Musique

Emma Daumas a retrouvé Le chemin de la maison

BRUXELLES Si d'elle vous n'aviez gardé pour tout souvenir que celui de la-blonde-qui-a-participé-à-la-deuxième-Starac', il est temps de revoir vos copies. Emma Daumas est de retour avec un troisième album qui lui ressemble... enfin. Plus posé, plus osé. Elle a retrouvé Le chemin de la maison . C'est tant mieux.

Ce n'est pas un album écrit en réaction à, sur le coup de la colère ?

"Non, du tout, bien au contraire. C'est un album que je trouve très positif, avec des sonorités beaucoup plus douces, qui laissent transparaître un côté plus apaisé chez moi. À la fin du deuxième album, j'avais l'impression d'avoir fait un peu le tour de tout ça, de mon côté rebelle. Je ne me trouvais plus en accord avec ces valeurs-là, j'avais besoin de passer à autre chose. J'ai commencé à bosser sur ce troisième album avec l'envie de retrouver une véritable identité sonore, au plus proche de ce que je suis. En laissant là les boulets que je traînais depuis longtemps. "

C'est la première fois depuis très longtemps que vous vous posiez ?

"C'est vrai. C'est le premier gros break que je me suis accordé depuis la Starac'. Je suis partie au Brésil, avec mes parents. J'ai fait un beau voyage. J'ai adopté un peu du pays, de sa culture, j'ai découvert d'autres façons de vivre et je me suis beaucoup apaisée. "

Vous aviez déjà de petites musiques qui vous trottaient en tête ?

"Oui, d'autant que j'avais déjà commencé à composer de petites mélodies et beaucoup d'idées me sont venues pendant ce break. J'ai également pas mal bossé quand j'étais déjà en studio. Mais tout ça s'est fait dans une énergie très positive et une ambiance très familiale puisqu'on a enregistré dans le studio d'un ami à moi. On avait le temps, tout s'est fait en douceur. "

Du coup, même votre voix semble différente aujourd'hui !

"J'ai redécouvert ma voix et une manière d'interpréter... Entre la Starac' et puis des albums pop-rock, j'étais toujours un peu en force. Ce sont de vieux réflexes qui ont du mal à partir mais là, encore une fois, j'avais envie de revenir au plus près de moi. "
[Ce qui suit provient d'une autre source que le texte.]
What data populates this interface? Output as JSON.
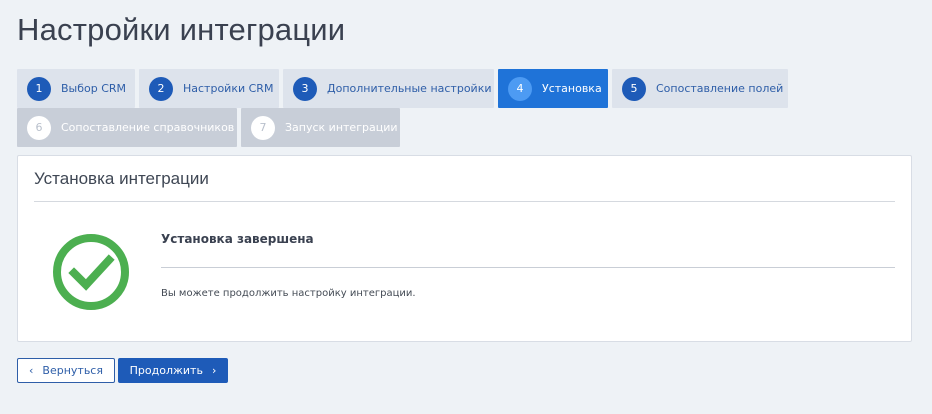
{
  "page": {
    "title": "Настройки интеграции"
  },
  "steps": [
    {
      "num": "1",
      "label": "Выбор CRM",
      "state": "done"
    },
    {
      "num": "2",
      "label": "Настройки CRM",
      "state": "done"
    },
    {
      "num": "3",
      "label": "Дополнительные настройки",
      "state": "done"
    },
    {
      "num": "4",
      "label": "Установка",
      "state": "active"
    },
    {
      "num": "5",
      "label": "Сопоставление полей",
      "state": "done"
    },
    {
      "num": "6",
      "label": "Сопоставление справочников",
      "state": "pending"
    },
    {
      "num": "7",
      "label": "Запуск интеграции",
      "state": "pending"
    }
  ],
  "panel": {
    "title": "Установка интеграции",
    "status_title": "Установка завершена",
    "status_text": "Вы можете продолжить настройку интеграции.",
    "icon": "check-circle-icon",
    "icon_color": "#4caf50"
  },
  "actions": {
    "back_label": "Вернуться",
    "next_label": "Продолжить"
  },
  "colors": {
    "primary": "#1e5bb8",
    "active_step": "#1f73d8",
    "done_step_bg": "#dde3ec",
    "pending_step_bg": "#c8ced8",
    "page_bg": "#eef2f6"
  }
}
D'où le titre de l'album, Le chemin de la maison ?

"Oui. J'ai l'impression d'avoir fait un long chemin, une grande boucle qui m'a ramenée à la maison. "

Comment s'est faite la rencontre avec Michael Furnon ?

"J'ai d'abord reçu J'suis conne comme une espèce de cadeau de la vie ! On avait déjà commencé à bosser sur l'album depuis quelques mois, mais je continuais à chercher des titres parce que j'aime beaucoup les collaborations. J'ai donc fait une démo sur la chanson, j'ai appelé Michaël, je la lui ai envoyée. Ça lui a plu, il m'a donné sa chanson ! Du coup, il a écouté d'autres choses et, à l'arrivée, il signe trois titres. Il m'a vachement soutenue, dans les périodes de doute. Il a été une bonne oreille. "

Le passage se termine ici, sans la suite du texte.